İki lider. Biri savunmanın diğeri emeğin.
İkisi de yapıcı. Sorun gördüklerinde yaygara yapmadan konunun özüne işaret ederek istişareye odaklanıyorlar.
İkisi de çözüm odaklı. Gözleri alkışta değil. Mesleki sorunlar söz konusu olduğunda vurgulu konuşuyorlar.
İkisi de “devlet adamı.” Öncelikleri kamu çıkarı.
İkisi de sağduyu sahibi. İç karışıklık isteyenlere “Ben buradayım” diyerek el sallayanlardan değiller.
İkisi de FETÖ ve PKK’ya tavırda köşeli. Mücadelenin ön cephesinde.
İkisi de sert rüzgara dayanıklı. Necip Mahfuz’un deyişiyle “Zehirli dillerini kırbaç gibi kullananlara” karşı vatanseverliklerinden taviz vermediler. Dik durdular.

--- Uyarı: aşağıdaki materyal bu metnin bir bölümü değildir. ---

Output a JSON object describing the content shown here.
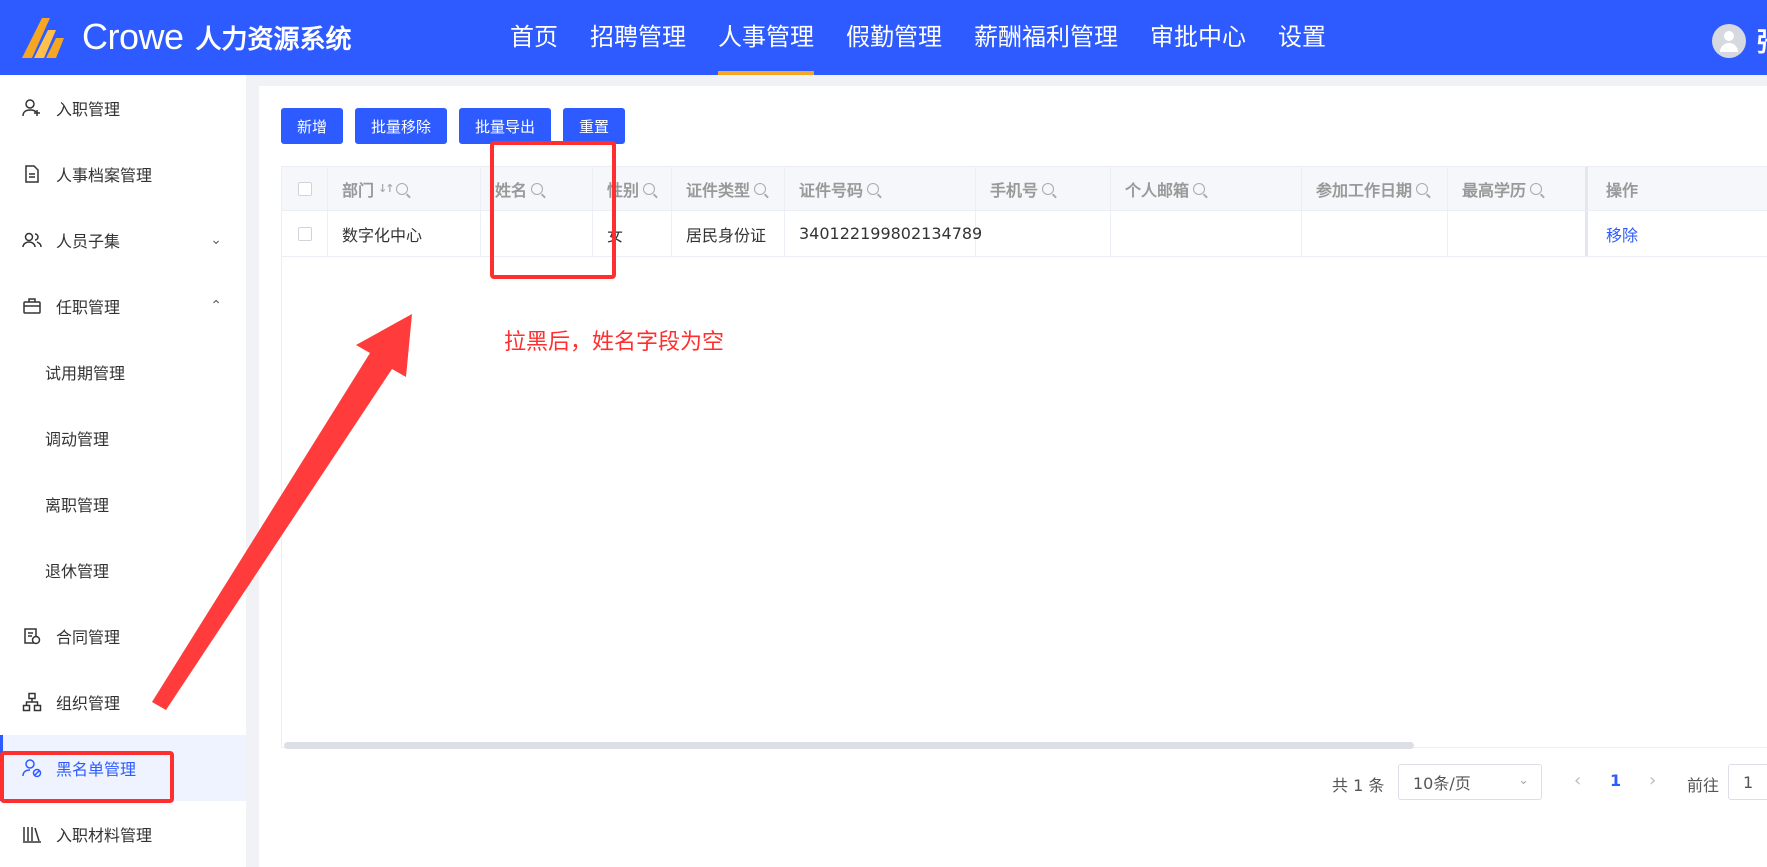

İki başkan günlerdir “çoklu baro” ve “kıdem tazminatı” konularında Hükümeti uyarıyor.
İşçiyle kavga ederek işçi kanunu yapılmaz.

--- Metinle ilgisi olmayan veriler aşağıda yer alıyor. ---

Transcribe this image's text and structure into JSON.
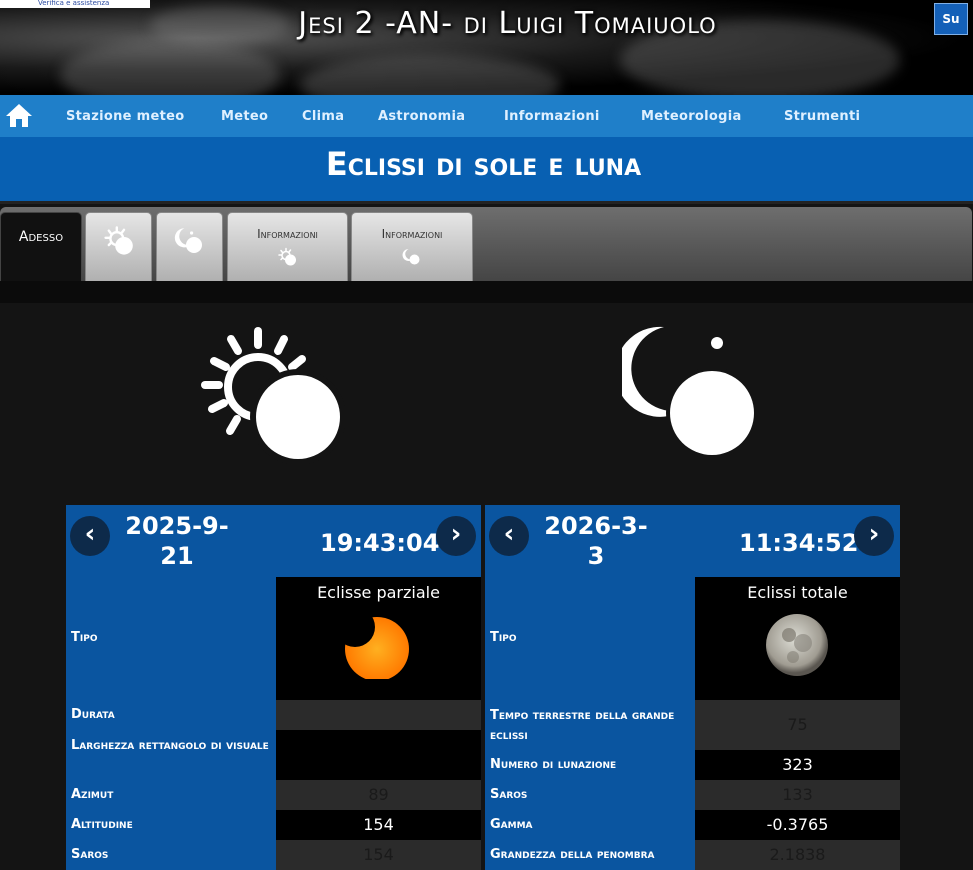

Avukatla kavga ederek avukat kanunu yapılmaz.
Ekonomik krizin yükünü emekçilerin sırtına yıkma planına bir sendika lideri evet der mi?

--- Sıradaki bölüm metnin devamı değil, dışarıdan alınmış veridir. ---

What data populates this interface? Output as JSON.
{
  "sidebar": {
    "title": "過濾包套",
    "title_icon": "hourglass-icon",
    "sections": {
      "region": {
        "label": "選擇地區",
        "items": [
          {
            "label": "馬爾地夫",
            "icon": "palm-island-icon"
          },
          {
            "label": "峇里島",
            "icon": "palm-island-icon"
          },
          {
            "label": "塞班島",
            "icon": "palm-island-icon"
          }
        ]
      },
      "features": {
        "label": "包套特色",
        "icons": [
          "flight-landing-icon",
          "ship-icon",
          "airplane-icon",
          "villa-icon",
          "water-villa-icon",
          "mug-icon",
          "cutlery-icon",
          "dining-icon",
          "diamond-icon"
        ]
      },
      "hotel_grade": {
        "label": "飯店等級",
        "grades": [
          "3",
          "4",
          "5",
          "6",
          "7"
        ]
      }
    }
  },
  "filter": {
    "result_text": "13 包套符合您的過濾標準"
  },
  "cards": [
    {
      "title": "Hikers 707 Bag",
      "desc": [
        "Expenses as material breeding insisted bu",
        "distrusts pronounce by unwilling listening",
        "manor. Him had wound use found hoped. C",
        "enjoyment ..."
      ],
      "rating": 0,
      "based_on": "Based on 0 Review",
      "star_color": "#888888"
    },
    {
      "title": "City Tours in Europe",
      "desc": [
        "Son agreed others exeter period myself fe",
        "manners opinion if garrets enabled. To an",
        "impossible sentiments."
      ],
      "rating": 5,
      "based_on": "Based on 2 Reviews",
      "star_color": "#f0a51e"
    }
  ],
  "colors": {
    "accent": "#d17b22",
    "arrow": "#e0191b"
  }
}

Amerikancı TESEV ve FETÖ mührü taşıyan baroları bölme planına avukatlar evet der mi?
Ak Parti kurmayları, iki başkanla, yani savunma ve emeğin liderleriyle karşı karşıya geldiğine göre, içerisinde bulunduğumuz kritik süreci okuyamıyor. Parti içinde, dayatma yanlılarının baskın olduğu anlaşılıyor.
Teröre karşı tarihi başarılar elde ederken, ekonomide “dolar operasyonlarına” önlem alıp üretim adımları atmaya başlamışken, Mavi Vatan için bir savaşın içerisindeyken iç cepheyi zayıflatmak kime yarar?
Arı kovanına çomak sokarak nasıl bir başarı elde edeceksiniz?